Feature

Lincoln City chairman open to safe standing at new stadium

Bob Dorrian, the chairman of English League Two football club Lincoln City, has said he would consider safe standing zones at the team’s new stadium.

The club is hoping to move to a new 12,000-capacity ground within the next five years.

League One club Shrewsbury Town recently announced plans to introduce safe standing at its Greenhouse Meadow home ground, making it the first English side to introduce it since its ban. The 10,000-capacity stadium is currently all-seater, but the club has launched a crowdfunding campaign to raise funds for rail seating to be fitted.
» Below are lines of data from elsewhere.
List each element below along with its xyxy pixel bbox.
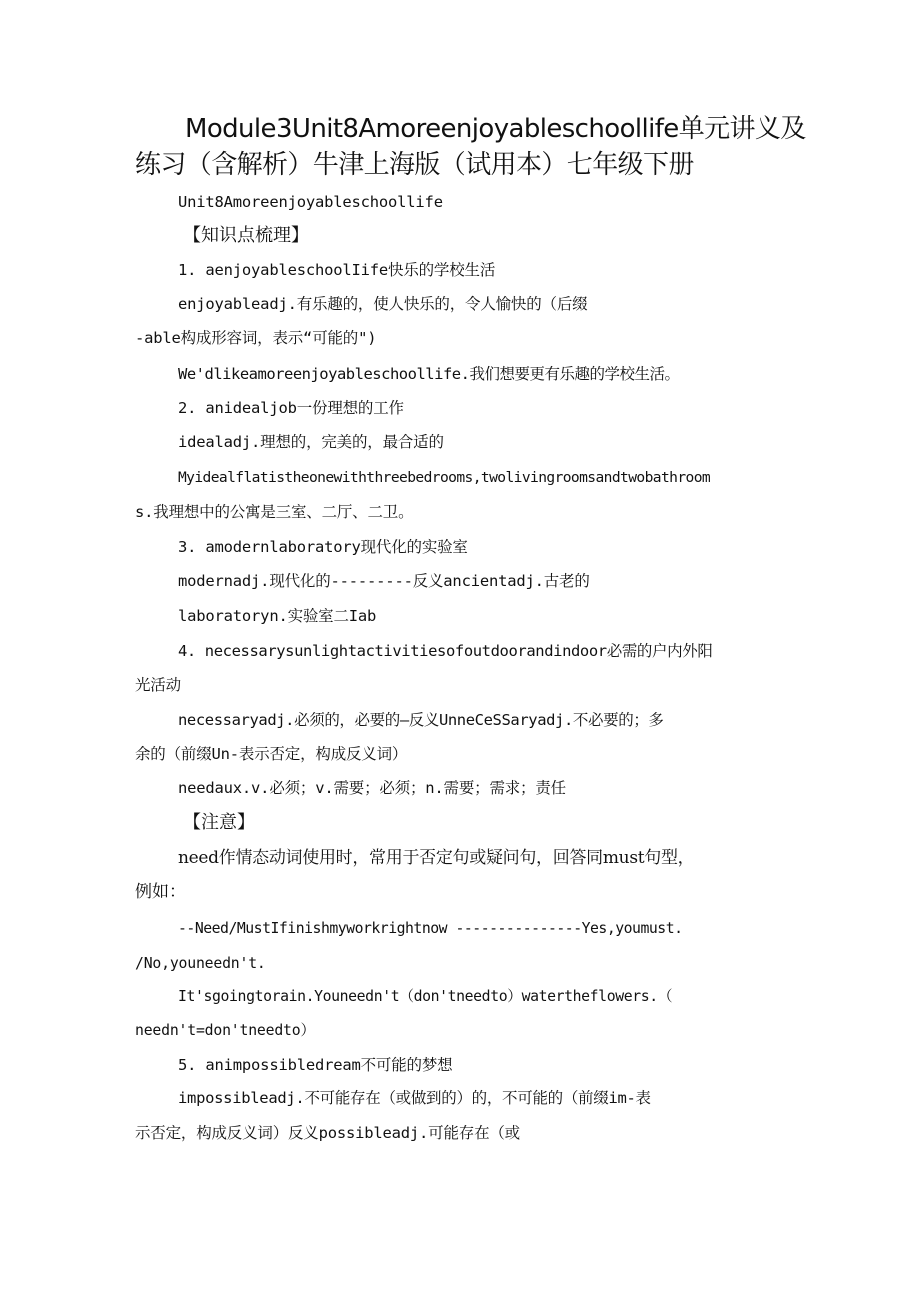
text-line: 光活动 bbox=[135, 676, 181, 694]
text-line: laboratoryn.实验室二Iab bbox=[178, 607, 377, 625]
text-line: We'dlikeamoreenjoyableschoollife.我们想要更有乐趣的学校生活。 bbox=[178, 365, 680, 383]
text-line: impossibleadj.不可能存在（或做到的）的，不可能的（前缀im-表 bbox=[178, 1089, 651, 1107]
text-line: 余的（前缀Un-表示否定，构成反义词） bbox=[135, 745, 408, 763]
text-line: /No,youneedn't. bbox=[135, 955, 266, 972]
document-title-line-2: 练习（含解析）牛津上海版（试用本）七年级下册 bbox=[135, 150, 694, 180]
text-line: 4. necessarysunlightactivitiesofoutdoorandindoor必需的户内外阳 bbox=[178, 642, 713, 660]
text-line: enjoyableadj.有乐趣的，使人快乐的，令人愉快的（后缀 bbox=[178, 295, 588, 313]
text-line: 示否定，构成反义词）反义possibleadj.可能存在（或 bbox=[135, 1124, 520, 1142]
text-line: 3. amodernlaboratory现代化的实验室 bbox=[178, 538, 468, 556]
text-line: --Need/MustIfinishmyworkrightnow ---------------Yes,youmust. bbox=[178, 920, 683, 937]
text-line: 5. animpossibledream不可能的梦想 bbox=[178, 1056, 453, 1074]
text-line: s.我理想中的公寓是三室、二厅、二卫。 bbox=[135, 503, 414, 521]
text-line: modernadj.现代化的---------反义ancientadj.古老的 bbox=[178, 572, 590, 590]
text-line: 2. anidealjob一份理想的工作 bbox=[178, 399, 404, 417]
note-heading: 【注意】 bbox=[183, 812, 255, 833]
text-line: Myidealflatistheonewiththreebedrooms,twolivingroomsandtwobathroom bbox=[178, 469, 711, 486]
text-line: -able构成形容词，表示“可能的") bbox=[135, 329, 377, 347]
section-heading: 【知识点梳理】 bbox=[183, 225, 309, 246]
text-line: It'sgoingtorain.Youneedn't（don'tneedto）watertheflowers.（ bbox=[178, 988, 673, 1005]
text-line: necessaryadj.必须的，必要的—反义UnneCeSSaryadj.不必要的；多 bbox=[178, 711, 664, 729]
unit-subtitle: Unit8Amoreenjoyableschoollife bbox=[178, 193, 443, 211]
text-line: needaux.v.必须；v.需要；必须；n.需要；需求；责任 bbox=[178, 779, 566, 797]
text-line: 例如： bbox=[135, 882, 186, 902]
text-line: idealadj.理想的，完美的，最合适的 bbox=[178, 433, 444, 451]
text-line: need作情态动词使用时，常用于否定句或疑问句，回答同must句型， bbox=[178, 848, 695, 868]
document-title-line-1: Module3Unit8Amoreenjoyableschoollife单元讲义及 bbox=[185, 114, 806, 144]
text-line: 1. aenjoyableschoolIife快乐的学校生活 bbox=[178, 261, 496, 279]
text-line: needn't=don'tneedto） bbox=[135, 1022, 316, 1039]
Standing at football matches was outlawed in the top two divisions following the Taylor Report into the 1989 Hillsborough Disaster, in which 96 Liverpool fans died.

Clubs such as Lincoln are following in the footsteps of Scottish Premiership club Celtic, which implemented a 2,600-capacity safe standing area at the beginning of the 2016-17 season at Celtic Park.
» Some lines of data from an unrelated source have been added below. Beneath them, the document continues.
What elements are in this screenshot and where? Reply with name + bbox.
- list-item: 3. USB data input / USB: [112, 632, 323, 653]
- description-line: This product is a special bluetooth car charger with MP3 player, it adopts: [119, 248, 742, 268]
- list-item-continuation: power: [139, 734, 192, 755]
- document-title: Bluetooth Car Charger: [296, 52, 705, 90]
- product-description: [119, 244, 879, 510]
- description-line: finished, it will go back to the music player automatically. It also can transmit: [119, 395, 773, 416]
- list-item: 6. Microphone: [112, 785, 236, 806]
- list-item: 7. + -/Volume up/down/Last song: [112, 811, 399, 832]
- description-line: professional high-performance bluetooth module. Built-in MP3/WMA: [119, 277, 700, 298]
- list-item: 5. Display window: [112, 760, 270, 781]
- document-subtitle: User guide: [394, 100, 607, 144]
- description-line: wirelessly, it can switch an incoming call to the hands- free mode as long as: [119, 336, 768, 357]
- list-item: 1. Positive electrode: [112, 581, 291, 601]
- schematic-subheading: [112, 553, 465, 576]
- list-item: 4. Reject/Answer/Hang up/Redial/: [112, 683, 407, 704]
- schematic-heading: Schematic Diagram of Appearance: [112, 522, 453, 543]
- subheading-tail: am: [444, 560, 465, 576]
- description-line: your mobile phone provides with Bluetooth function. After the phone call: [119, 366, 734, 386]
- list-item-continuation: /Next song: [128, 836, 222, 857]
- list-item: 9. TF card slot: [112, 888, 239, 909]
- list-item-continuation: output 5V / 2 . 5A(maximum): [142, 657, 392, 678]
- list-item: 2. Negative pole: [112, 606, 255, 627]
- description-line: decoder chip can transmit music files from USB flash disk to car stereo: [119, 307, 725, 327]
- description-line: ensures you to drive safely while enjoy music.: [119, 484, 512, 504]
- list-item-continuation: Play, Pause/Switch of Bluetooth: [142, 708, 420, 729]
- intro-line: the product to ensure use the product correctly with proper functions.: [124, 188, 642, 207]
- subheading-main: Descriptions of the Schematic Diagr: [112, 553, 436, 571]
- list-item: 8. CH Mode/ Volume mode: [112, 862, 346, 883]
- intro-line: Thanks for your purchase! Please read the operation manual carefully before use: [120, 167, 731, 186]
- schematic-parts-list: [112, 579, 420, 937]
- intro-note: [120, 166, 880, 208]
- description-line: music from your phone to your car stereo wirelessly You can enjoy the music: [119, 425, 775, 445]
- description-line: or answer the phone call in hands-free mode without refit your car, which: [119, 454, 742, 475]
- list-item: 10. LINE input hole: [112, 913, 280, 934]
“It’s something we would seriously consider having in our new stadium, without a doubt,” said Dorrian.

“We’d need to go through a consultation process with our fans before we’d settle on anything, just so that we’d be 99.9 per cent certain that we’d get it right as far as the fans are concerned. It’s really important that we do that.

“It’s an ongoing consultation with all sorts of people. Each month we move a little bit closer compared to where we were the previous month. The timescale is out of our hands to a certain degree.”